Can Symbolics.jl build_function() be used with median() and other functions that require sort?

I started using Symbolics.jl build_function() to accelerate various calculations and it works beautifully in many situations. I currently use it mostly to accelerate loss function calculation for curve fitting but I suspect I’ll use whenever I need extra speed.

I ran into the following problem that I was hoping someone could help me with.

Summary: I cannot figure out how to use build_function() on any function that uses sorting like median(), mad() etc that are often useful for loss functions like bisquare or huber.

Here’s MWE without build_function():

using Symbolics, Statistics, StatsBase, IfElse

@variables α, β

sym_array = [rand()*α + rand()*β for i in 1:10]

median(sym_array) 

ERROR: LoadError: TypeError: non-boolean (Num) used in boolean context
Stacktrace:
  [1] sort!(v::Vector{Num}, lo::Int64, hi::Int64, #unused#::Base.Sort.InsertionSortAlg, o::Base.Order.ForwardOrdering)
    @ Base.Sort ./sort.jl:502
  [2] sort!(v::Vector{Num}, lo::Int64, hi::Int64, a::PartialQuickSort{UnitRange{Int64}}, o::Base.Order.ForwardOrdering)
    @ Base.Sort ./sort.jl:626
  [3] partialsort!
    @ ./sort.jl:97 [inlined]
  [4] #partialsort!#2
    @ ./sort.jl:156 [inlined]
  [5] partialsort!
    @ ./sort.jl:156 [inlined]
  [6] median!(v::Vector{Num})
    @ Statistics /Users/julia/buildbot/worker/package_macos64/build/usr/share/julia/stdlib/v1.6/Statistics/src/Statistics.jl:800

I believe the above error is due to known issue where Core.ifelse() cannot be overloaded to use Num as discussed here: The alternative to `ifelse` · Issue #16 · JuliaSymbolics/Symbolics.jl · GitHub.
This issue is being worked on (make `ifelse` generic · Issue #32844 · JuliaLang/julia · GitHub) and it can be bypassed using IfElse.jl.
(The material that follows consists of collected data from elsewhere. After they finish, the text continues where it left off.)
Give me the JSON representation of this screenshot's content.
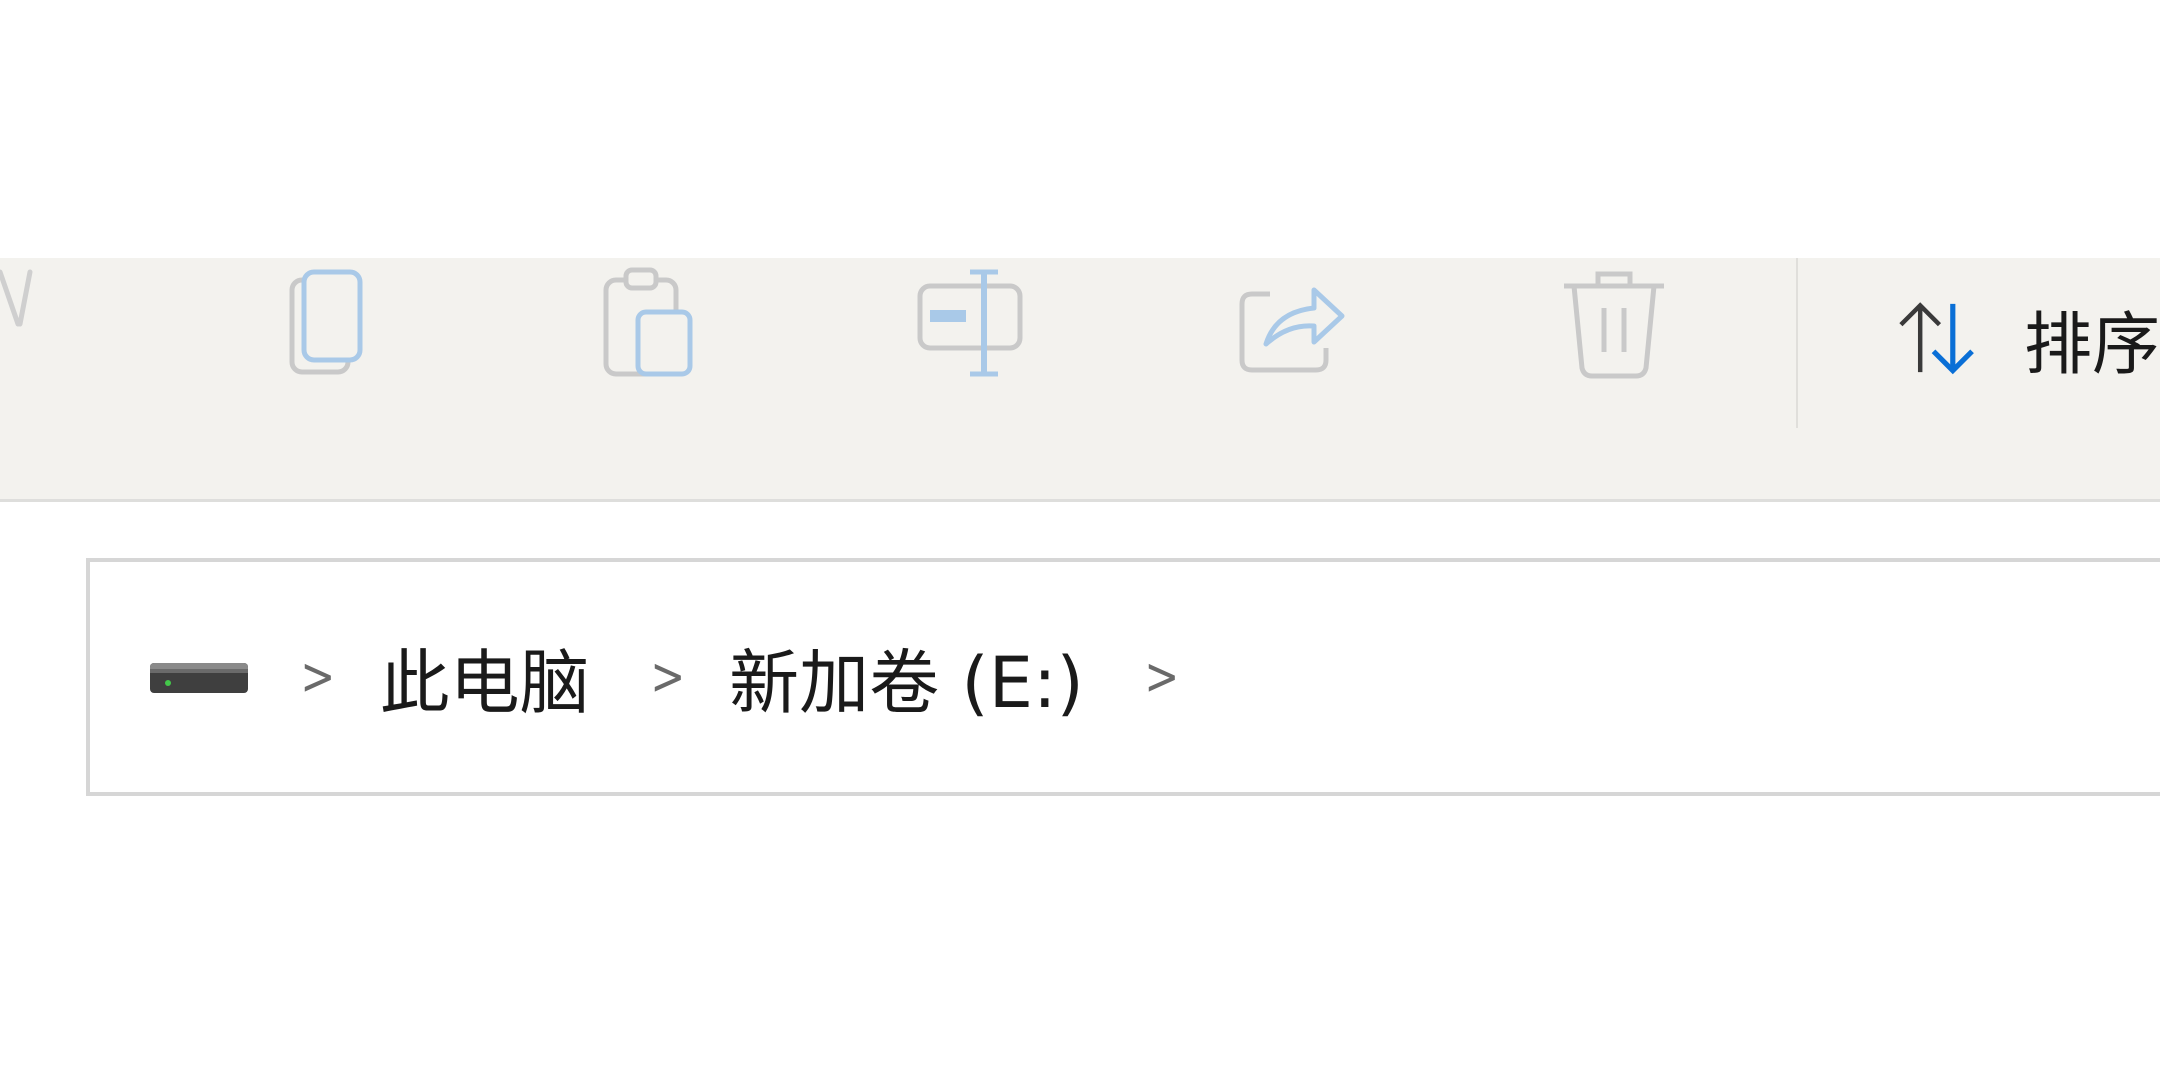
{
  "toolbar": {
    "buttons": [
      {
        "icon": "cut-icon",
        "enabled": false
      },
      {
        "icon": "copy-icon",
        "enabled": false
      },
      {
        "icon": "paste-icon",
        "enabled": false
      },
      {
        "icon": "rename-icon",
        "enabled": false
      },
      {
        "icon": "share-icon",
        "enabled": false
      },
      {
        "icon": "delete-icon",
        "enabled": false
      }
    ],
    "sort": {
      "icon": "sort-arrows-icon",
      "label": "排序"
    }
  },
  "address_bar": {
    "root_icon": "drive-icon",
    "crumbs": [
      "此电脑",
      "新加卷 (E:)"
    ]
  },
  "colors": {
    "toolbar_bg": "#f3f2ee",
    "disabled_icon": "#c8c8c8",
    "accent": "#0a6fd6"
  }
}
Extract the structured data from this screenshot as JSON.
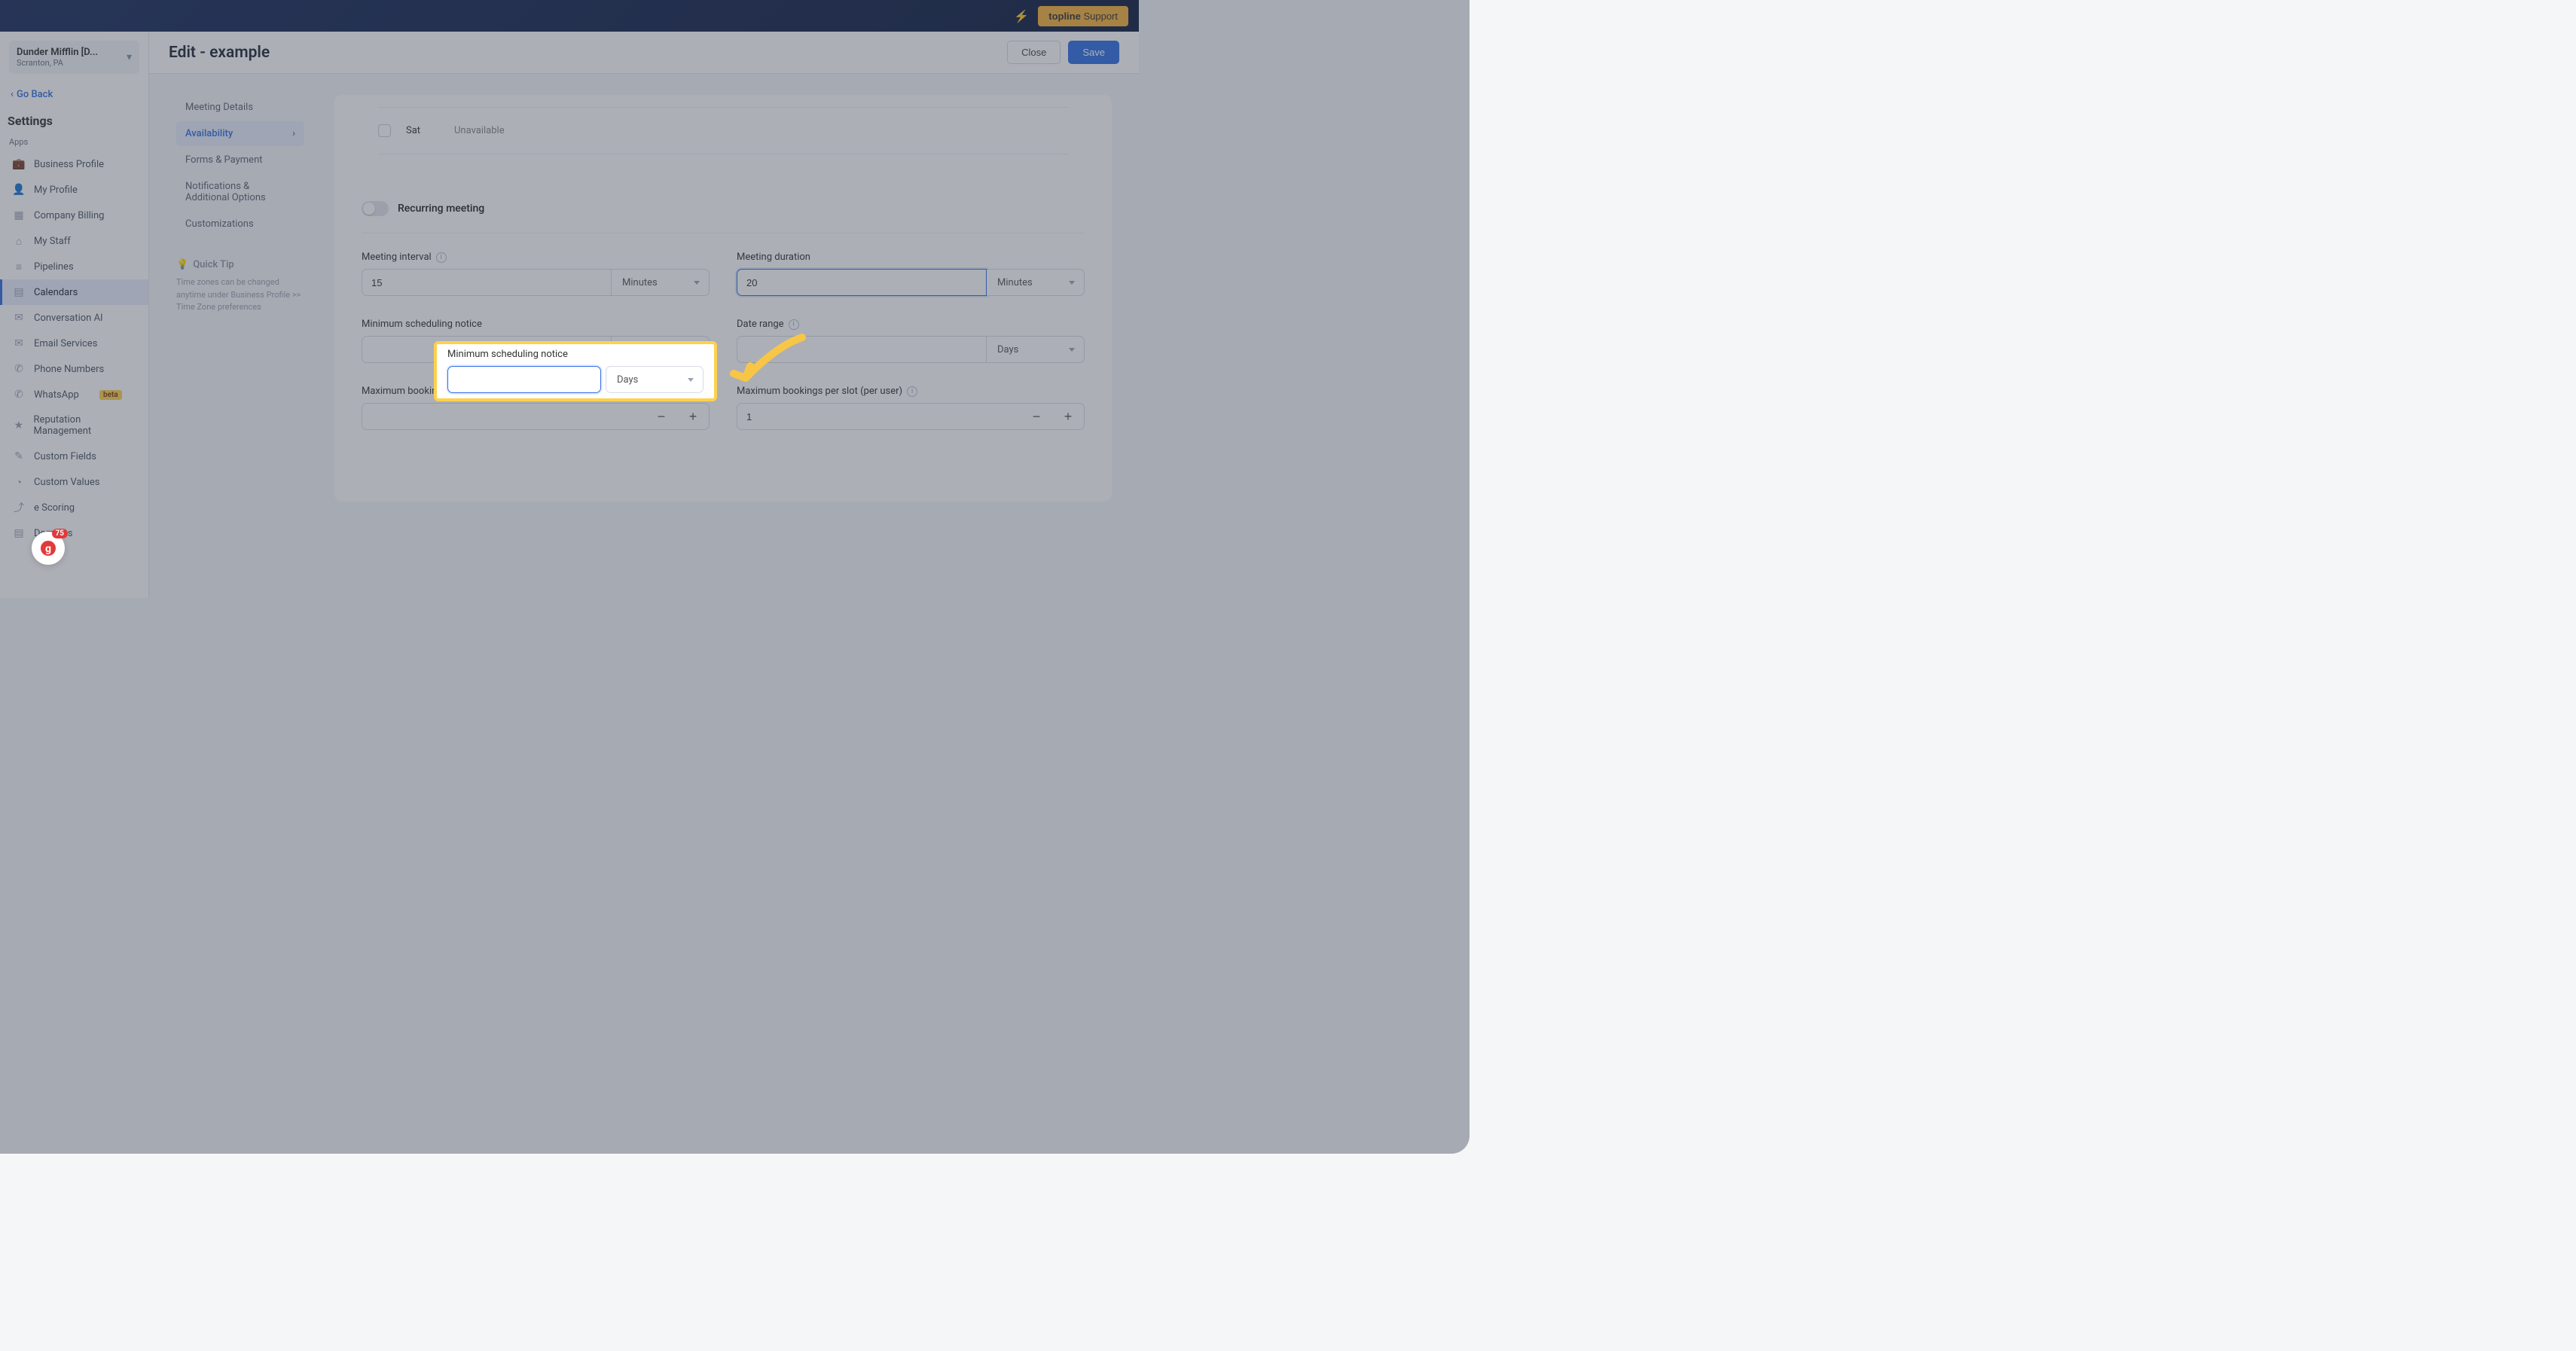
{
  "topbar": {
    "bolt": "⚡",
    "support_prefix": "topline",
    "support_label": " Support"
  },
  "org": {
    "name": "Dunder Mifflin [D...",
    "sub": "Scranton, PA"
  },
  "navigation": {
    "go_back": "Go Back",
    "settings_title": "Settings",
    "section_apps": "Apps",
    "items": [
      {
        "label": "Business Profile",
        "icon": "💼"
      },
      {
        "label": "My Profile",
        "icon": "👤"
      },
      {
        "label": "Company Billing",
        "icon": "▦"
      },
      {
        "label": "My Staff",
        "icon": "⌂"
      },
      {
        "label": "Pipelines",
        "icon": "≡"
      },
      {
        "label": "Calendars",
        "icon": "▤"
      },
      {
        "label": "Conversation AI",
        "icon": "✉"
      },
      {
        "label": "Email Services",
        "icon": "✉"
      },
      {
        "label": "Phone Numbers",
        "icon": "✆"
      },
      {
        "label": "WhatsApp",
        "icon": "✆",
        "badge": "beta"
      },
      {
        "label": "Reputation Management",
        "icon": "★"
      },
      {
        "label": "Custom Fields",
        "icon": "✎"
      },
      {
        "label": "Custom Values",
        "icon": "◔"
      },
      {
        "label": "e Scoring",
        "icon": "⤴"
      },
      {
        "label": "Domains",
        "icon": "▤"
      }
    ]
  },
  "page": {
    "title": "Edit - example",
    "close": "Close",
    "save": "Save"
  },
  "tabs": [
    "Meeting Details",
    "Availability",
    "Forms & Payment",
    "Notifications & Additional Options",
    "Customizations"
  ],
  "tip": {
    "title": "Quick Tip",
    "body": "Time zones can be changed anytime under Business Profile >> Time Zone preferences"
  },
  "availability": {
    "sat_label": "Sat",
    "sat_status": "Unavailable",
    "recurring_label": "Recurring meeting",
    "meeting_interval_label": "Meeting interval",
    "meeting_interval_value": "15",
    "meeting_interval_unit": "Minutes",
    "meeting_duration_label": "Meeting duration",
    "meeting_duration_value": "20",
    "meeting_duration_unit": "Minutes",
    "min_notice_label": "Minimum scheduling notice",
    "min_notice_value": "",
    "min_notice_unit": "Days",
    "date_range_label": "Date range",
    "date_range_value": "",
    "date_range_unit": "Days",
    "max_per_day_label": "Maximum bookings per day",
    "max_per_slot_label": "Maximum bookings per slot (per user)",
    "max_per_slot_value": "1"
  },
  "guru": {
    "count": "75"
  }
}
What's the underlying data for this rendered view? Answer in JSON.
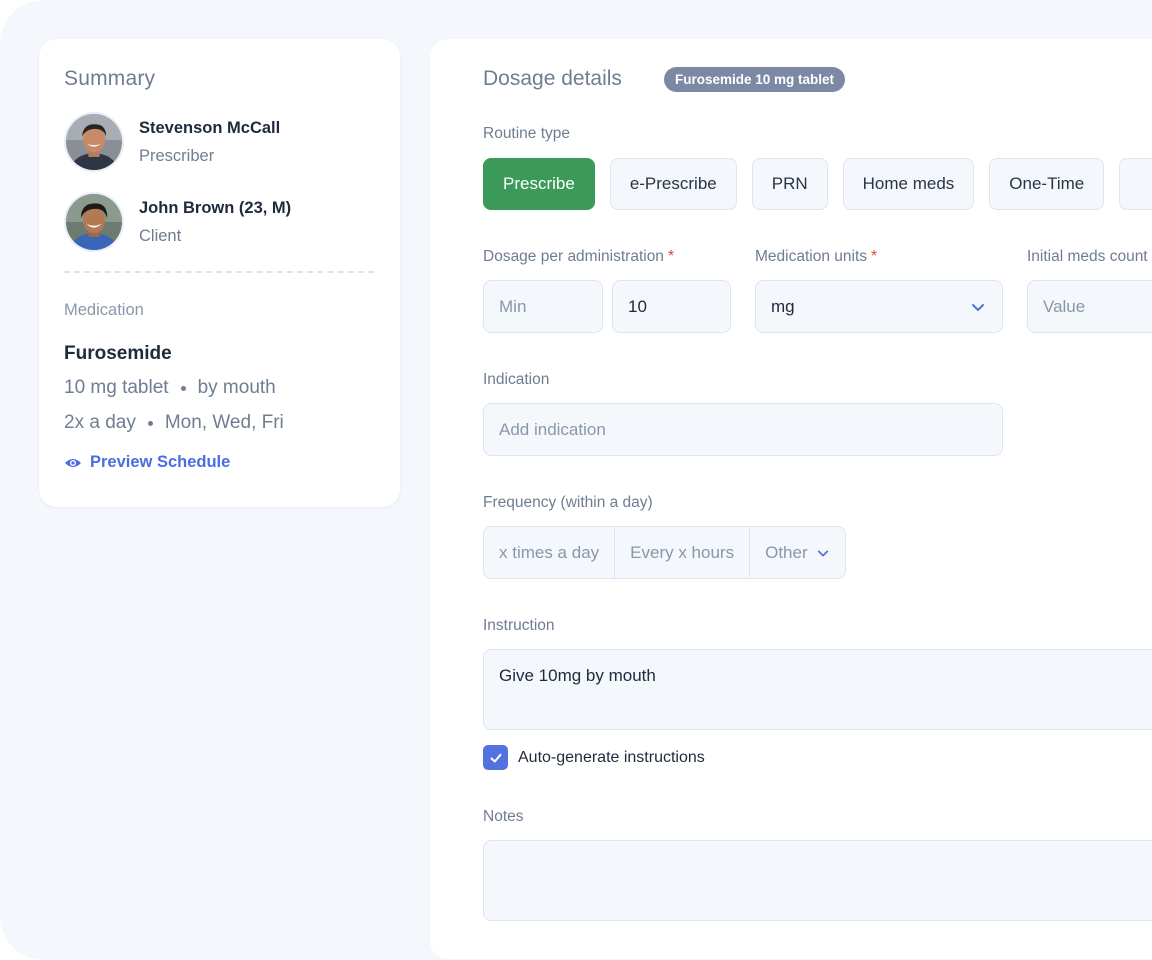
{
  "summary": {
    "title": "Summary",
    "prescriber": {
      "name": "Stevenson McCall",
      "role": "Prescriber"
    },
    "client": {
      "name": "John Brown (23, M)",
      "role": "Client"
    },
    "medication_label": "Medication",
    "medication_name": "Furosemide",
    "dose": "10 mg tablet",
    "route": "by mouth",
    "frequency": "2x a day",
    "days": "Mon, Wed, Fri",
    "preview_link": "Preview Schedule"
  },
  "dosage": {
    "title": "Dosage details",
    "badge": "Furosemide 10 mg tablet",
    "routine_label": "Routine type",
    "routine_types": [
      "Prescribe",
      "e-Prescribe",
      "PRN",
      "Home meds",
      "One-Time"
    ],
    "active_routine": "Prescribe",
    "dosage_label": "Dosage per administration",
    "dosage_min_placeholder": "Min",
    "dosage_value": "10",
    "units_label": "Medication units",
    "units_value": "mg",
    "initial_count_label": "Initial meds count",
    "initial_count_placeholder": "Value",
    "required_mark": "*",
    "indication_label": "Indication",
    "indication_placeholder": "Add indication",
    "frequency_label": "Frequency (within a day)",
    "frequency_options": [
      "x times a day",
      "Every x hours",
      "Other"
    ],
    "instruction_label": "Instruction",
    "instruction_value": "Give 10mg by mouth",
    "auto_generate_label": "Auto-generate instructions",
    "auto_generate_checked": true,
    "notes_label": "Notes"
  },
  "colors": {
    "accent_green": "#3b9a59",
    "link_blue": "#4a6de0",
    "badge_gray": "#7c88a4",
    "required_red": "#d9483b"
  }
}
To see if I can get around above I wrote a quicksort function using IfElse.ifelse().
Here’s a MWE:

using Symbolics, Statistics, StatsBase, IfElse

@variables α, β

sym_array = [rand()*α + rand()*β for i in 1:10]

function hacky_partition!(array, lo, hi)
    pivot = array[hi]
    i = lo
    for j in lo:hi
        temp_i = deepcopy(array[i])
        temp_j = deepcopy(array[j])
        i_counter = IfElse.ifelse(array[j] < pivot, 1, 0)
        array[i] = IfElse.ifelse(array[j] < pivot,temp_j,temp_i)
        array[j] = IfElse.ifelse(array[j] < pivot,temp_i,temp_j)
        i += i_counter
    end
    array[hi], array[i] = array[i], array[hi] 
    return i
end

function hacky_quicksort!(array, lo, hi)
    if lo < hi
        p = hacky_partition!(array, lo, hi)
        hacky_quicksort!(array, lo, p - 1)
        hacky_quicksort!(array, p + 1, hi)
    end
end
hacky_quicksort!(array) = hacky_quicksort!(array, 1, length(array))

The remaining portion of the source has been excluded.